Mr RIPOLL (Oxley) (20:43): It is a pleasure to speak on the Tax Laws Amendment (Research and Development) Bill 2013. This bill amends the Income Tax Assessment Act 1997 and involves a whole range of really good changes that we are very happy to support in this chamber. In fact, if people care to go through the detail, they will see that the amendment bill better targets the research and development tax incentive to businesses that are more likely to increase their R&D spending in response to government incentives. It does a range of others things in delivering a greater return for taxpayer funds. What particularly interests me about this amendment bill is that this comes back to us from the last parliament, where it lapsed when parliament was prorogued. There is a broad international view that the R&D spending of small firms is more responsive than that of large firms to government incentives. This is why Labor in government moved this: to make sure that we efficiently used taxpayer funds and better targeted the R&D incentives that are in place.

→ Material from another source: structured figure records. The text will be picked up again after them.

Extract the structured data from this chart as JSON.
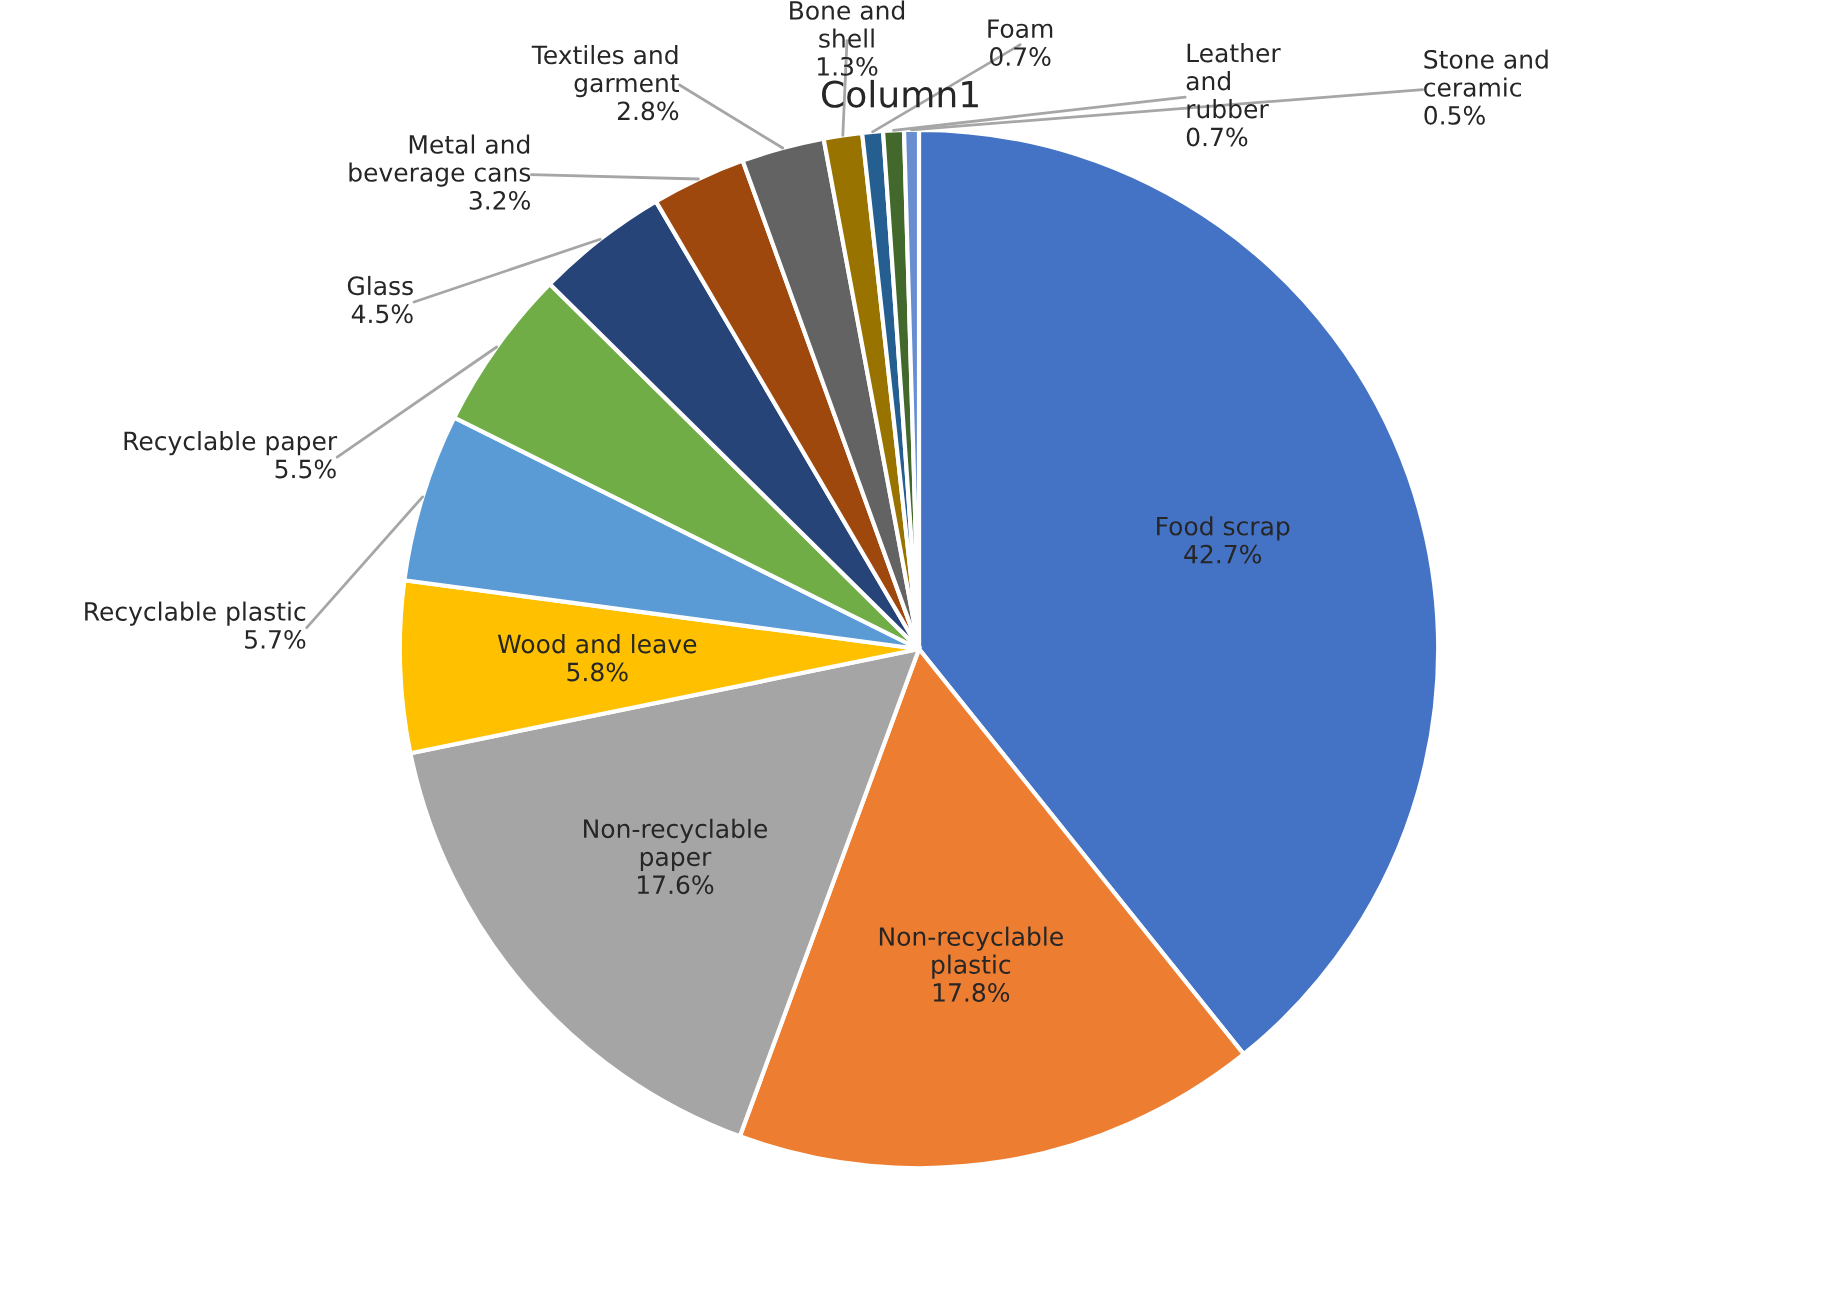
{
  "chart_data": {
    "type": "pie",
    "title": "Column1",
    "categories": [
      "Food scrap",
      "Non-recyclable\nplastic",
      "Non-recyclable\npaper",
      "Wood and leave",
      "Recyclable plastic",
      "Recyclable paper",
      "Glass",
      "Metal and\nbeverage cans",
      "Textiles and\ngarment",
      "Bone and\nshell",
      "Foam",
      "Leather\nand\nrubber",
      "Stone and\nceramic"
    ],
    "values": [
      42.7,
      17.8,
      17.6,
      5.8,
      5.7,
      5.5,
      4.5,
      3.2,
      2.8,
      1.3,
      0.7,
      0.7,
      0.5
    ],
    "value_labels": [
      "42.7%",
      "17.8%",
      "17.6%",
      "5.8%",
      "5.7%",
      "5.5%",
      "4.5%",
      "3.2%",
      "2.8%",
      "1.3%",
      "0.7%",
      "0.7%",
      "0.5%"
    ],
    "colors": [
      "#4472c4",
      "#ed7d31",
      "#a5a5a5",
      "#ffc000",
      "#5b9bd5",
      "#70ad47",
      "#264478",
      "#9e480e",
      "#636363",
      "#997300",
      "#255e91",
      "#43682b",
      "#698ed0"
    ],
    "legend": false
  }
}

I will not go through all the detail, because I do not think it is necessary to lengthen the time the House has to deal with this, but I will make a few points. It is interesting now to note that the government is putting this forward and we are all supporting it—we all think it is a good idea—but you may not be surprised that, prior to the election, the mob on the other side who are now putting this through the parliament had a different view. I cannot help but put on the record that the then coalition spokesperson, Sophie Mirabella, said the following things about the very bill that is being put forward by her people, this government:

Julia Gillard said this was about jobs and innovation but this policy announcement is destroying confidence in the tax incentive that makes industry responsible for its own initiative.

So one view in opposition; a different view in government. I am not sure, Mr Deputy Speaker, if you can see a pattern building here, but it goes further—

Ms Chesters: You've never seen that before—it never happens!

Mr RIPOLL: No, it never happens—the member across the chamber says. It goes further. In another quote the then coalition spokesperson, Sophie Mirabella, said:

We now know that large multinational companies won't be hit by the R&D tax cut, just like the carbon tax, and it is Aussie companies that will be struck by the cut—perversely, the opposite of Labor's claim to be creating Aussie jobs.

If you can make sense of that, you are doing better than me—because not only did that statement make no sense when they were in opposition, it does not make sense when they are in government. But what is good to see is that we are going to have the parliamentary secretary moving this really good bit of amendment legislation, which will be supported by the opposition. Labor will be supporting this because we wrote it, because we think it is actually really good.

There are a whole range of good elements to the amendments that will be good for the economy, will be good for confidence and will be good for what it does for the efficient use of taxpayer funds. I am happy that we will be supporting the amendments and we will be supporting what is before the House.